Ouabain and neuroinflammation

Some studies have described ouabain role in the central nervous system (CNS). However, the effects of this steroid on neuroinflammation can be controversial. In a study with rat hippocampus, ouabain anti-inflammatory effect against neuroinflammation induced by LPS was observed. Acute intraperitoneal pre-treatment with this steroid reduced iNOS and IL-1β mRNA levels. In addition, ouabain also reduced p65 subunit NF-κB translocation and IκB degradation, both mechanisms important to inflammatory process (Kinoshita et al., 2014). However, when ouabain is administrated by intrahippocampal route in a concentration that does not inhibit Na+/K+-ATPase, it induces activation of NF-κB and increases iNOS and TNF-α mRNA levels (Kawamoto et al., 2012). As well as in peripheral inflammation, the anti-inflammatory effect of ouabain on hippocampus was only observed after an inflammatory stimulus. This could explain the different effects regarding NF-κB activation. Additionally, another study demonstrated the ability of ouabain to restore the lipid composition of rat hippocampal membranes in neuroinflammation induced by LPS (Garcia et al., 2015).
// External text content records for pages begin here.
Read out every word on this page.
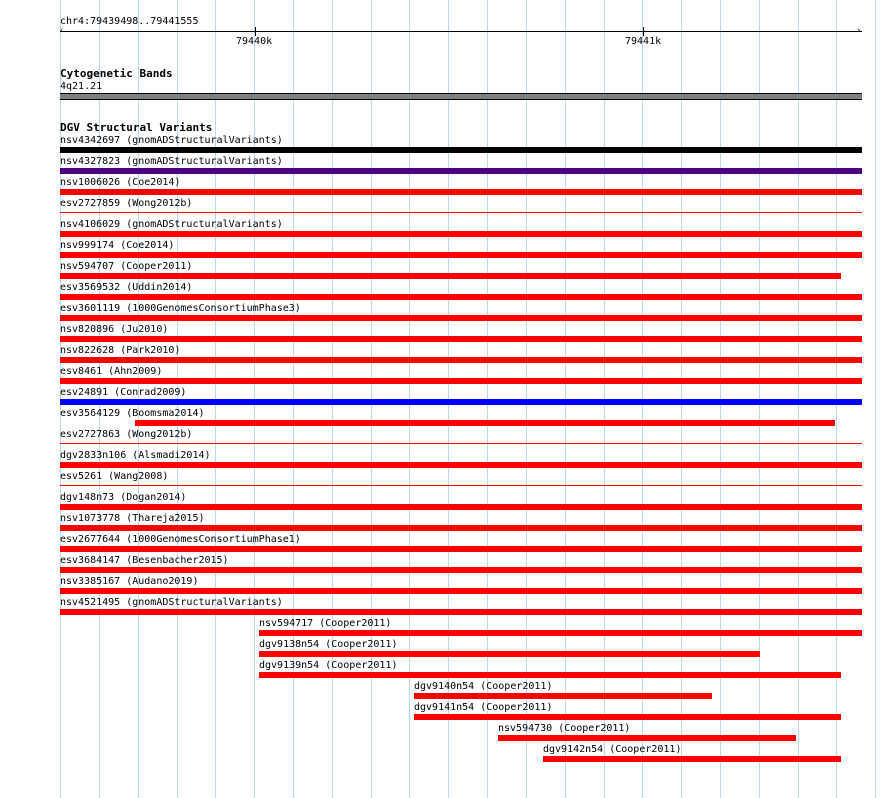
chr4:79439498..79441555
‹	›
79440k	79441k
Cytogenetic Bands
4q21.21
DGV Structural Variants
nsv4342697 (gnomADStructuralVariants)
nsv4327823 (gnomADStructuralVariants)
nsv1006026 (Coe2014)
esv2727859 (Wong2012b)
nsv4106029 (gnomADStructuralVariants)
nsv999174 (Coe2014)
nsv594707 (Cooper2011)
esv3569532 (Uddin2014)
esv3601119 (1000GenomesConsortiumPhase3)
nsv820896 (Ju2010)
nsv822628 (Park2010)
esv8461 (Ahn2009)
esv24891 (Conrad2009)
esv3564129 (Boomsma2014)
esv2727863 (Wong2012b)
dgv2833n106 (Alsmadi2014)
esv5261 (Wang2008)
dgv148n73 (Dogan2014)
nsv1073778 (Thareja2015)
esv2677644 (1000GenomesConsortiumPhase1)
esv3684147 (Besenbacher2015)
nsv3385167 (Audano2019)
nsv4521495 (gnomADStructuralVariants)
nsv594717 (Cooper2011)
dgv9138n54 (Cooper2011)
dgv9139n54 (Cooper2011)
dgv9140n54 (Cooper2011)
dgv9141n54 (Cooper2011)
nsv594730 (Cooper2011)
dgv9142n54 (Cooper2011)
In rat cerebellar cell culture, ouabain at high concentrations induced NF-κB activation and consequent TNF-α and IL-1β cytokines increase through NMDA-Src-Ras pathway in absence of inflammatory stimulus (de Sá Lima et al., 2013). However, ouabain decreases IL-1β release in LPS-stimulated astrocytes (Forshammar et al., 2011). In spite of that, ouabain did not modulate IL-1β release in LPS-stimulated microglia, while increased TNF-α release at low concentration (Forshammar et al., 2013). Therefore, ouabain role in cytokine production at CNS level depends on cell type and concentration used. Besides that, ouabain effects on CNS could be associated with its role in bipolar and depressive disorders (Goldstein et al., 2006; Tonin et al., 2014). The interaction between neuroinflammation and cardiac steroids is more substantially detailed by Orellana et al. (2016).

Conclusions and perspectives

In summary, compelling evidence indicates that ouabain has a pro- and anti-inflammatory effects (Figure 1), which mainly depends on its concentration and functional state of cells (i.e., absence or presence of inflammatory stimulus), corroborating other ouabain effects on the immune system. However, to the best of our knowledge, studies relating ouabain and chronic inflammation are missing. In addition, more details about ouabain mechanism of action are necessary. Lastly, ouabain effects on the inflammatory process could be better explored in order to establish possible strategies for pharmacological treatment of immune dysregulation/inflammatory diseases.

Figure 1

Some cellular and molecular events modulated by ouabain on inflammatory process. Dual (pro- and anti-inflammatory) ouabain effects on the inflammation depend on some conditions such as ouabain concentration, cell type, and even functional state. This steroid hormone can modulate some cell signaling pathways due to Na+/K+-pump binding, which not necessarily means pump inhibition. (+) activation, (–) inhibition, ↑ increase, ↓ decrease.

Author contributions

Conceived and designed the manuscript: SR-M and LC-S. Wrote the manuscript: LC-S, AAA, DC, ÉAL, JG, JMS-N, and JFS. Final version: SR-M.

Conflict of interest statement

The authors declare that the research was conducted in the absence of any commercial or financial relationships that could be construed as a potential conflict of interest.